When we thought about it from a broader perspective, it was clear that this feature would never change those metrics. Our core product value proposition revolves around analyzing big data and using data to understand the world.
Generating a few words about the uploaded file will not lead to any significant analytical insight, which means it will not do much to help our users. In our rush to deliver something related to AI, we have missed delivering actual value.
Success with AI as an agent: 10 times better return
The AI approach that has given us success is the “AI as Agent” principle that enables our users to interact with the data in our product via natural language. This recipe can be applied to any software product built on API calls.

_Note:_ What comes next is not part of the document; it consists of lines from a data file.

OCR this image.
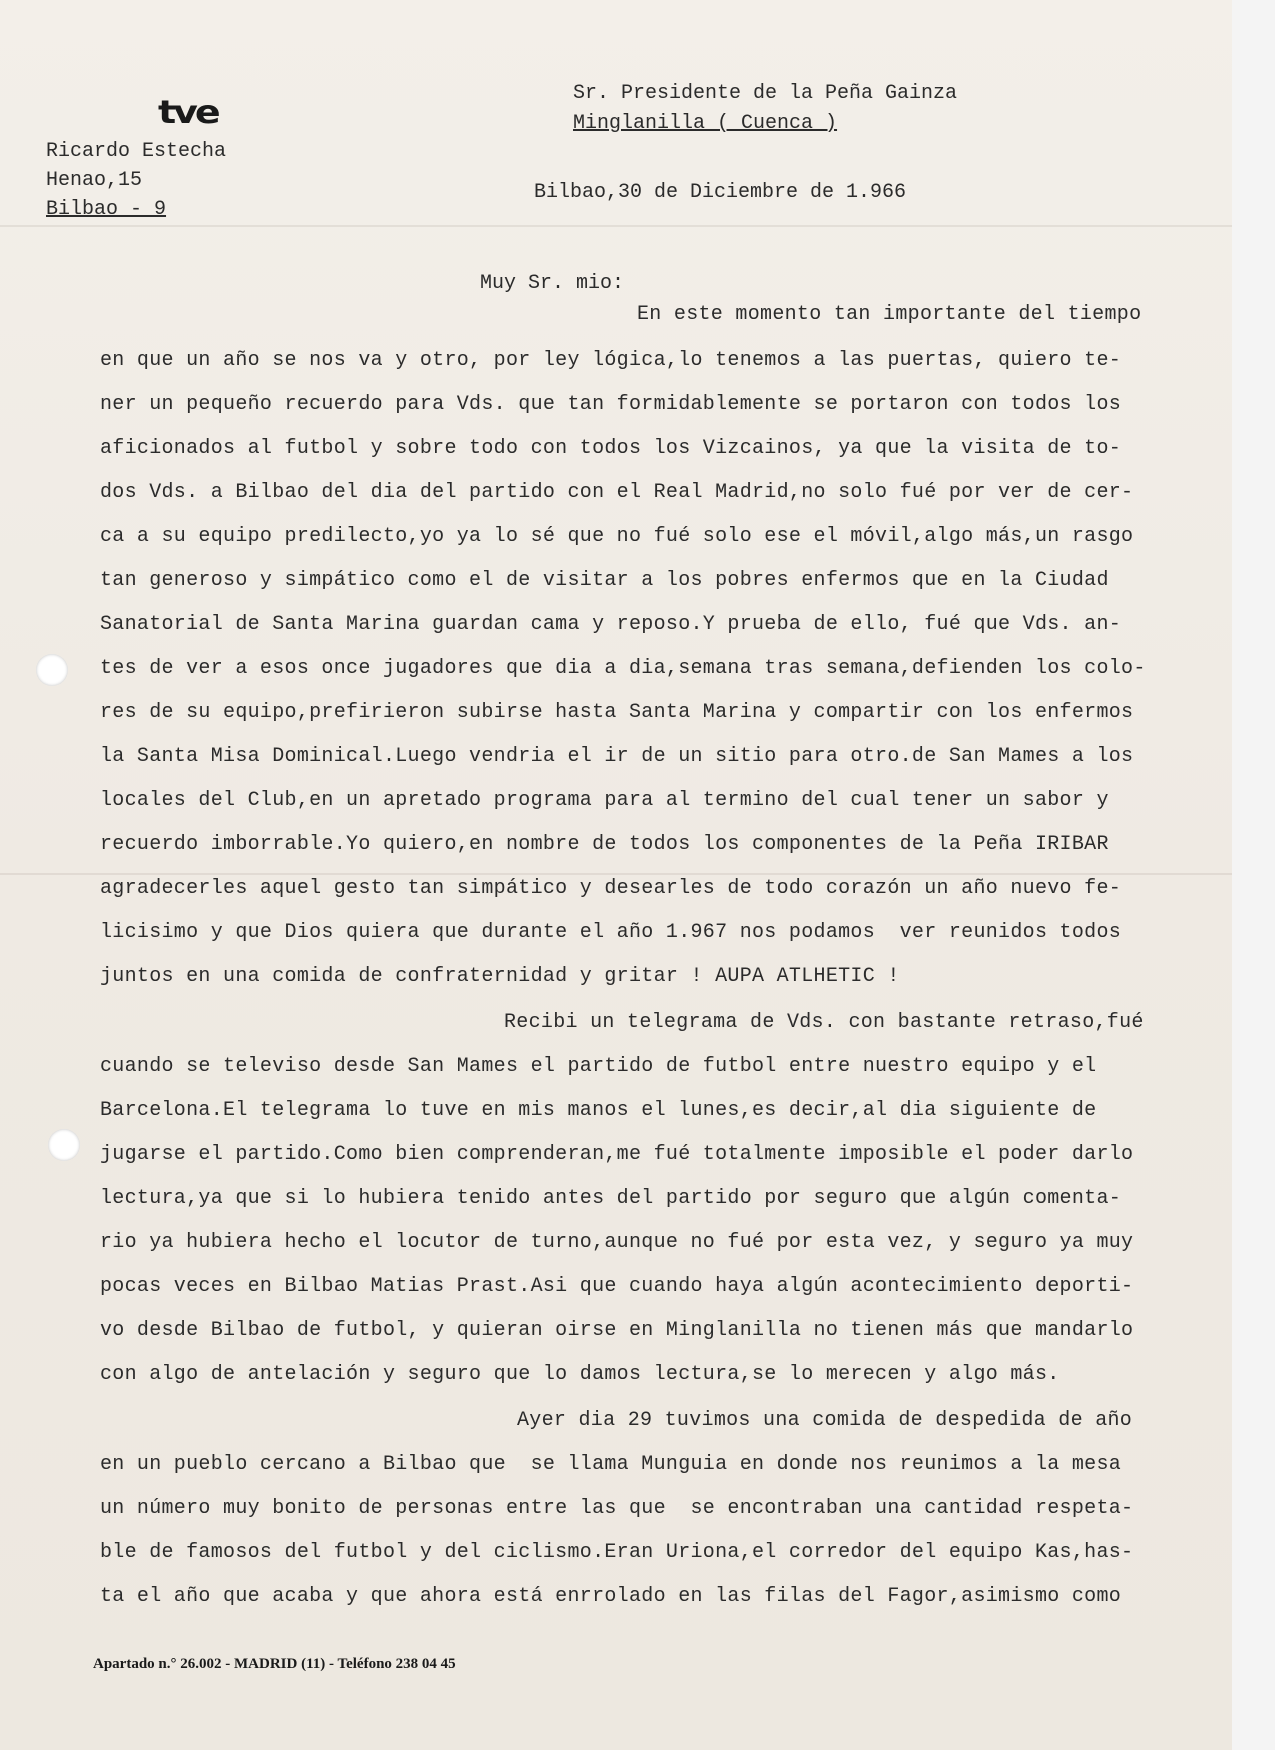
tve
Ricardo Estecha
Henao,15
Bilbao - 9
Sr. Presidente de la Peña Gainza
Minglanilla ( Cuenca )
Bilbao,30 de Diciembre de 1.966
Muy Sr. mio:
En este momento tan importante del tiempo
en que un año se nos va y otro, por ley lógica,lo tenemos a las puertas, quiero te-
ner un pequeño recuerdo para Vds. que tan formidablemente se portaron con todos los
aficionados al futbol y sobre todo con todos los Vizcainos, ya que la visita de to-
dos Vds. a Bilbao del dia del partido con el Real Madrid,no solo fué por ver de cer-
ca a su equipo predilecto,yo ya lo sé que no fué solo ese el móvil,algo más,un rasgo
tan generoso y simpático como el de visitar a los pobres enfermos que en la Ciudad
Sanatorial de Santa Marina guardan cama y reposo.Y prueba de ello, fué que Vds. an-
tes de ver a esos once jugadores que dia a dia,semana tras semana,defienden los colo-
res de su equipo,prefirieron subirse hasta Santa Marina y compartir con los enfermos
la Santa Misa Dominical.Luego vendria el ir de un sitio para otro.de San Mames a los
locales del Club,en un apretado programa para al termino del cual tener un sabor y
recuerdo imborrable.Yo quiero,en nombre de todos los componentes de la Peña IRIBAR
agradecerles aquel gesto tan simpático y desearles de todo corazón un año nuevo fe-
licisimo y que Dios quiera que durante el año 1.967 nos podamos  ver reunidos todos
juntos en una comida de confraternidad y gritar ! AUPA ATLHETIC !
Recibi un telegrama de Vds. con bastante retraso,fué
cuando se televiso desde San Mames el partido de futbol entre nuestro equipo y el
Barcelona.El telegrama lo tuve en mis manos el lunes,es decir,al dia siguiente de
jugarse el partido.Como bien comprenderan,me fué totalmente imposible el poder darlo
lectura,ya que si lo hubiera tenido antes del partido por seguro que algún comenta-
rio ya hubiera hecho el locutor de turno,aunque no fué por esta vez, y seguro ya muy
pocas veces en Bilbao Matias Prast.Asi que cuando haya algún acontecimiento deporti-
vo desde Bilbao de futbol, y quieran oirse en Minglanilla no tienen más que mandarlo
con algo de antelación y seguro que lo damos lectura,se lo merecen y algo más.
Ayer dia 29 tuvimos una comida de despedida de año
en un pueblo cercano a Bilbao que  se llama Munguia en donde nos reunimos a la mesa
un número muy bonito de personas entre las que  se encontraban una cantidad respeta-
ble de famosos del futbol y del ciclismo.Eran Uriona,el corredor del equipo Kas,has-
ta el año que acaba y que ahora está enrrolado en las filas del Fagor,asimismo como
Apartado n.° 26.002 - MADRID (11) - Teléfono 238 04 45
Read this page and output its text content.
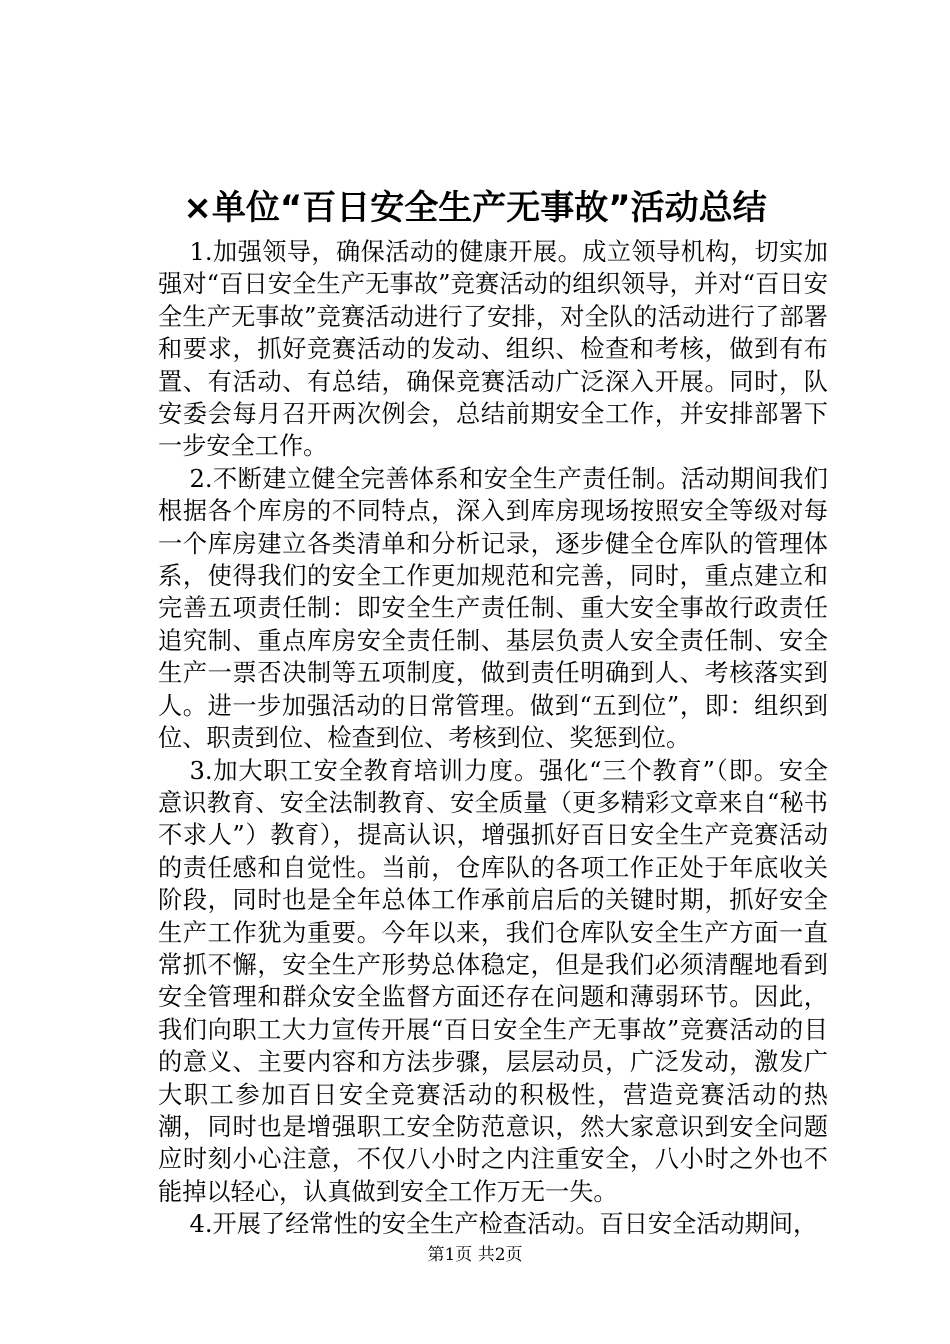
×单位“百日安全生产无事故”活动总结

1.加强领导，确保活动的健康开展。成立领导机构，切实加强对“百日安全生产无事故”竞赛活动的组织领导，并对“百日安全生产无事故”竞赛活动进行了安排，对全队的活动进行了部署和要求，抓好竞赛活动的发动、组织、检查和考核，做到有布置、有活动、有总结，确保竞赛活动广泛深入开展。同时，队安委会每月召开两次例会，总结前期安全工作，并安排部署下一步安全工作。

2.不断建立健全完善体系和安全生产责任制。活动期间我们根据各个库房的不同特点，深入到库房现场按照安全等级对每一个库房建立各类清单和分析记录，逐步健全仓库队的管理体系，使得我们的安全工作更加规范和完善，同时，重点建立和完善五项责任制：即安全生产责任制、重大安全事故行政责任追究制、重点库房安全责任制、基层负责人安全责任制、安全生产一票否决制等五项制度，做到责任明确到人、考核落实到人。进一步加强活动的日常管理。做到“五到位”，即：组织到位、职责到位、检查到位、考核到位、奖惩到位。

3.加大职工安全教育培训力度。强化“三个教育”（即。安全意识教育、安全法制教育、安全质量（更多精彩文章来自“秘书不求人”）教育），提高认识，增强抓好百日安全生产竞赛活动的责任感和自觉性。当前，仓库队的各项工作正处于年底收关阶段，同时也是全年总体工作承前启后的关键时期，抓好安全生产工作犹为重要。今年以来，我们仓库队安全生产方面一直常抓不懈，安全生产形势总体稳定，但是我们必须清醒地看到安全管理和群众安全监督方面还存在问题和薄弱环节。因此，我们向职工大力宣传开展“百日安全生产无事故”竞赛活动的目的意义、主要内容和方法步骤，层层动员，广泛发动，激发广大职工参加百日安全竞赛活动的积极性，营造竞赛活动的热潮，同时也是增强职工安全防范意识，然大家意识到安全问题应时刻小心注意，不仅八小时之内注重安全，八小时之外也不能掉以轻心，认真做到安全工作万无一失。

4.开展了经常性的安全生产检查活动。百日安全活动期间，

第1页 共2页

After the initial AI feature, we ticked the box, but we weren’t satisfied because we knew we could do better for our users. So we did what software engineers have been doing since the invention of programming languages, which is get together for a hackathon. From this hackathon, we implemented an AI agent that acts on behalf of the user.
The proxy uses our own product by making API calls to the same API endpoints that our web front-end calls. It creates API calls based on a natural language conversation with the user, trying to fulfill what the user is asking it to do. Proxy actions appear in our web UI as a result of API calls, just as if the user had taken the actions themselves.